Pour la droite, le devoir d'amnésie est de rigueur
François Hollande a exprimé les regrets de la république pour le massacre par la police française de Papon, des algériens qui avaient manifesté leur soutien au FLN, le 17 octobre 1961.
Un beau et grand geste qui honore la république. Eh oui ! N'en déplaise à certains, la république doit être irréprochable (tiens, tiens, qui avait parlé de « république irréprochable »?) , sa police aussi !
Les réactions furent assez violentes. La droite, sauf les centristes, a fustigé cet acte de repentance avec des arguments pour le moins douteux, des arguments clientélistes qui font frémir.
La droite est prise en défaut car, depuis plus de dix ans, elle a encouragé localement des commémorations plus que douteuses pour l'OAS et les tenants les plus fachos de l'Algérie française.
Le transfert prochain aux Invalides des cendres du général Bigeard, tortionnaire à Alger puis député et ministre de droite sous la présidence de Giscard en est une illustration. Apparemment, le gouvernement de gauche va laisser faire cette idée de la droite!
Mais revenons au 17 octobre 1961 et à la réaction outrée de la droite française à travers les déclarations de François Fillon. Même des personnalités en vue de la communauté juive se sont émus de cette violence verbale, ayant bien compris que les critiques envers le devoir de mémoire envers les algériens de France de 1961, pourraient aussi concerner le devoir de mémoire envers les juifs déportés de 1942 !
Cette droite qui aime parader au dîner du CRIF et se prononce pour le devoir de mémoire de la déportation des juifs avec la complicité de l'état français, se met en porte-à-faux. Il lui sera bien difficile désormais de parler de valeurs républicaines qu'il faut défendre.
La repentance n'est pas un acte de faiblesse. Contrairement à une idée savamment répandue, les grands dirigeants du monde ont exprimé des regrets pour des actes commis par leur pays dans le passé.
- L'état Belge a fait acte de repentance pour la déportation des juifs tout récemment en septembre 2012.
- En 1991, l'Autriche créait un service national pour la mémoire de l'holocauste pouvant constituer une alternative civile au service militaire.
- Le rôle du Royaume-Uni dans l’esclavage est un sujet de « profonde tristesse et de regret »(deep sorrow and regret) avait déclaré le premier ministre britannique Tony Blair en 2007.
- En 1999, le président Bill Clinton exprima ses regrets pour la participation des Etats-Unis à l'esclavage qui avait eu lieu sur le sol américain. Georges W Bush en 2003 a fait de même. En 2008, le congrès des USA a présenté ses excuses sincères, le sénat aussi. Donc à quatre reprises sur dix ans, les Etats-Unis ont fait acte de repentance pour l'esclavage. Et on ne compte pas les regrets et repentances exprimées par les gouverneurs des états. Les Etats-Unis sont-ils un pays faible et indigne ?
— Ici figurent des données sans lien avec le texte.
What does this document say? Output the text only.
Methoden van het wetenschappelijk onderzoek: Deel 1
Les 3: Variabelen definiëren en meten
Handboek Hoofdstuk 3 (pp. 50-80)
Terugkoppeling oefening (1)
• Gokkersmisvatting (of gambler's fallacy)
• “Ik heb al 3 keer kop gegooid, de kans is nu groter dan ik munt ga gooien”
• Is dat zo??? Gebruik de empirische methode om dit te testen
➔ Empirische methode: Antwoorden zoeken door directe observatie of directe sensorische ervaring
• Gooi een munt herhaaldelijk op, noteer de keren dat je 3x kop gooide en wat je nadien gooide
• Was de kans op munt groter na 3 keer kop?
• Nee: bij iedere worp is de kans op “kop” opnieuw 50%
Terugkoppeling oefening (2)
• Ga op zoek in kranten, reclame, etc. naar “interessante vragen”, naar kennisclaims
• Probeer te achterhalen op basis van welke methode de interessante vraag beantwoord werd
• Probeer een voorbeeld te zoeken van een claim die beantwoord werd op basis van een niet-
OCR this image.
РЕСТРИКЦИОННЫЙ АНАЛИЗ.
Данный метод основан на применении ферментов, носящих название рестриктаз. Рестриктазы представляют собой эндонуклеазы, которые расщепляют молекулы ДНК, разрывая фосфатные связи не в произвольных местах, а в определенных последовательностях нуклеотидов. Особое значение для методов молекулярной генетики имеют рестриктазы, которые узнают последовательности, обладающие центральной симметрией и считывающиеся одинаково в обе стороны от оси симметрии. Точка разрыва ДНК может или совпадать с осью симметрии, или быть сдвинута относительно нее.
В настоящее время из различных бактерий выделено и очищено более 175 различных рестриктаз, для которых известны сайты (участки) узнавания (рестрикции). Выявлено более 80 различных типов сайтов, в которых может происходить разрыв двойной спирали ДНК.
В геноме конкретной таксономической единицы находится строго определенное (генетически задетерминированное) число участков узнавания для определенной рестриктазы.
Alors, utile le devoir de mémoire ?
Jusqu'à ce que le président François Miterrand s'en émeuve en 1992, puis Jacques Chirac en 1995 , aucune commémoration officielle n'avait jamais eu lieu en France sur la déportation des juifs. C'est ainsi qu'on souligna à la fois la participation des autorités de Vichy à la déportation des juifs et le rôle des « Justes » qui luttèrent pour l'en empêcher. Sans cette repentance, aurions-nous entendu parler des « Justes » ?
La loi Taubira a permis la commémoration de l'abolition de l'esclavage et a impulsé une connaissance étendue des modalités de ce crime en France et ailleurs, modalités occultées jusqu'alors. Des débats passionnés eurent lieu, ces débats ont enrichi la réflexion historique.
En effet, jusqu'à la fin du 20ème siècle à Paris, on trouvait des monuments à la gloire de certains proesclavagistes comme Rochambeau ou le général Gobert mais, à part Victor Schoelcher, l'oubli pour ceux qui s'étaient illustrés dans la lutte contre l'esclavage le payant parfois de leur vie.
Tout crime mérite d'être dénoncé. Il en va de même pour ces graves atteintes à la condition humaine qui ont eu lieu. Pendant des décennies, certains ont fait leur fond de commerce sur une histoire de France présentée comme glorieuse depuis des siècles. Un fond de commerce très profitable sur le plan politique. La droite, et ceux à gauche qui se veulent plus nationalistes que la nation, ont tenté plusieurs fois de faire croire que la colonisation avait été bénéfique pour les populations colonisées. Ils ont nié les terribles massacres qui ont eu lieu un peu partout dans l'ancien empire colonial sans oublier le travail forcé et les humiliations.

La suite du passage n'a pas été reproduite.